I am interested in the interfaces of bodies, objects, and spaces, entanglements of human and non-human actors, and multimodal explorations through the lens of the archive.
In inter- and transdisciplinary research and teaching, I am committed to activist*scholarship and feminist pedagogy.

︎ Website under continuous de:construction!





NEWS



February 2022

CALL FOR PANEL SUBMISSIONS

Entangled Commons. Shifting Infrastructures of Sociality toward Visionary Pragmatic Lifeworlds [UrbAn].

Panel P044, European Association of Social Anthropologists 2022: Transformation, Hope and the Commons.
https://nomadit.co.uk/conference/easa2022/p/11542

Conveners:
Aylin Yildirim Tschoepe (University of Applied Sciences Northwestern Switzerland)
Carolin Genz (Humboldt-University of Berlin)
Discussant: Alain Müller (University of Basel)

Pandemic experiences influence infrastructures of sociality and potentiate social and spatial injustice. We collaboratively search for paths toward visionary pragmatic lifeworlds, taking entangled commons as commitment to coexistence, diversity, inclusion, and a critical look at (un)common sense.

We invite contributions that engage with various aspects of entangled commons. Multimodal work, inter-/transdisciplinary collaborations, and action research is particularly encouraged!

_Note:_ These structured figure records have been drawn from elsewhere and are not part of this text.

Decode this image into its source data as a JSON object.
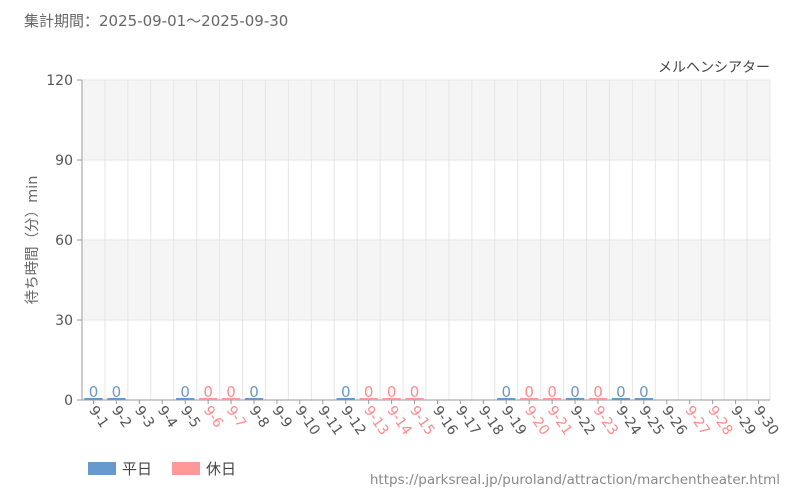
{
  "header": {
    "period": "集計期間：2025-09-01～2025-09-30"
  },
  "legend": {
    "weekday_label": "平日",
    "holiday_label": "休日"
  },
  "source": {
    "url_text": "https://parksreal.jp/puroland/attraction/marchentheater.html"
  },
  "colors": {
    "weekday": "#6699cc",
    "holiday": "#ff9999",
    "weekday_text": "#6699cc",
    "holiday_text": "#ff8a8a",
    "axis_text": "#555555",
    "grid": "#e6e6e6",
    "band": "#f5f5f5"
  },
  "chart_data": {
    "type": "bar",
    "title": "メルヘンシアター",
    "xlabel": "",
    "ylabel": "待ち時間（分）min",
    "ylim": [
      0,
      120
    ],
    "yticks": [
      0,
      30,
      60,
      90,
      120
    ],
    "grid": true,
    "legend_position": "bottom-left",
    "categories": [
      "9-1",
      "9-2",
      "9-3",
      "9-4",
      "9-5",
      "9-6",
      "9-7",
      "9-8",
      "9-9",
      "9-10",
      "9-11",
      "9-12",
      "9-13",
      "9-14",
      "9-15",
      "9-16",
      "9-17",
      "9-18",
      "9-19",
      "9-20",
      "9-21",
      "9-22",
      "9-23",
      "9-24",
      "9-25",
      "9-26",
      "9-27",
      "9-28",
      "9-29",
      "9-30"
    ],
    "day_type": [
      "weekday",
      "weekday",
      "weekday",
      "weekday",
      "weekday",
      "holiday",
      "holiday",
      "weekday",
      "weekday",
      "weekday",
      "weekday",
      "weekday",
      "holiday",
      "holiday",
      "holiday",
      "weekday",
      "weekday",
      "weekday",
      "weekday",
      "holiday",
      "holiday",
      "weekday",
      "holiday",
      "weekday",
      "weekday",
      "weekday",
      "holiday",
      "holiday",
      "weekday",
      "weekday"
    ],
    "values": [
      0,
      0,
      null,
      null,
      0,
      0,
      0,
      0,
      null,
      null,
      null,
      0,
      0,
      0,
      0,
      null,
      null,
      null,
      0,
      0,
      0,
      0,
      0,
      0,
      0,
      null,
      null,
      null,
      null,
      null
    ],
    "data_labels": [
      "0",
      "0",
      "",
      "",
      "0",
      "0",
      "0",
      "0",
      "",
      "",
      "",
      "0",
      "0",
      "0",
      "0",
      "",
      "",
      "",
      "0",
      "0",
      "0",
      "0",
      "0",
      "0",
      "0",
      "",
      "",
      "",
      "",
      ""
    ],
    "series": [
      {
        "name": "平日",
        "day_type": "weekday"
      },
      {
        "name": "休日",
        "day_type": "holiday"
      }
    ]
  }
}
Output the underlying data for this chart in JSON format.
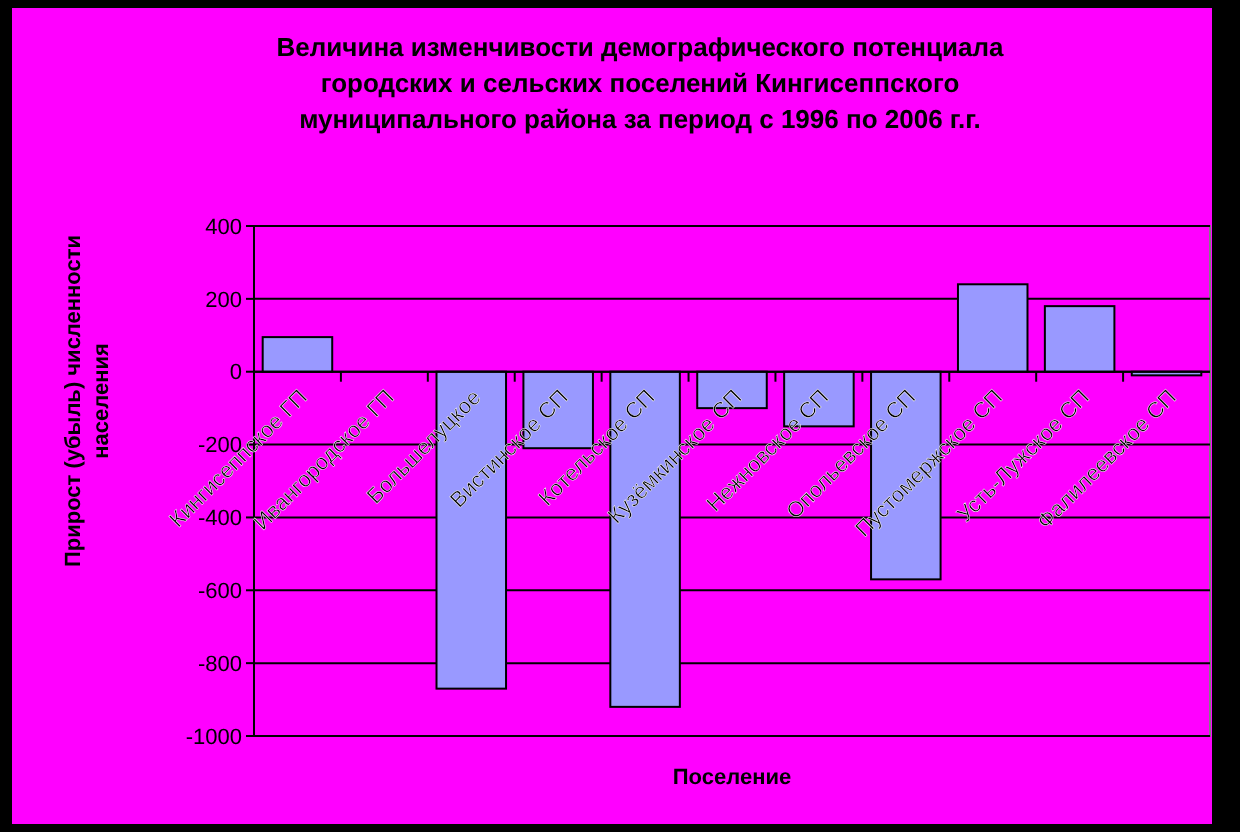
{
  "chart_data": {
    "type": "bar",
    "title": "Величина изменчивости демографического потенциала городских и сельских поселений Кингисеппского муниципального района за период с 1996 по 2006 г.г.",
    "xlabel": "Поселение",
    "ylabel": "Прирост (убыль) численности населения",
    "categories": [
      "Кингисеппское ГП",
      "Ивангородское ГП",
      "Большелуцкое",
      "Вистинское СП",
      "Котельское СП",
      "Кузёмкинское СП",
      "Нежновское СП",
      "Опольевское СП",
      "Пустомержское СП",
      "Усть-Лужское СП",
      "Фалилеевское СП"
    ],
    "values": [
      95,
      null,
      -870,
      -210,
      -920,
      -100,
      -150,
      -570,
      240,
      180,
      -10
    ],
    "color": "#9999ff",
    "ylim": [
      -1000,
      400
    ],
    "yticks": [
      -1000,
      -800,
      -600,
      -400,
      -200,
      0,
      200,
      400
    ],
    "grid": "y"
  }
}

Please find detailed information about the Panel Entangled Commons (<click here or on the link above) and submit your contribution through the “Propose Paper” button until March 21.

We are excited to receive your submission! 




September 2021
I followed the calling, you will find me here: Professor at the Institute Contemporary Design Practices at HGK FHNW 




February 2021




May 2021

Urban Anthropology Unbound


I am happy to share that I am newly appointed series editor for Urban Anthropology Unbound at Berghahn Books! Together with the editorial board (Ferne Edwards, Carolin Genz, Lukas Ley) we will soon send a call for proposals for contributions along these lines:

Urban spaces are centers for human and non-human activity, as well as agents entangled in networks both material and immaterial, real and imagined. Urban Anthropology Unbound unpacks the usual assumptions of an anthropology of urban life and what this means for understanding past, present, and possible urban futures. The series seeks ethnographic knowledge including the unconventional, and invites multimodal and sensory explorations as well. It promotes urban ethnography as a grounded, interdisciplinary methodology to study spatial phenomena as they interface with social and cultural ones and offers ways to understand, interpret, make, and practice urban lifeworlds.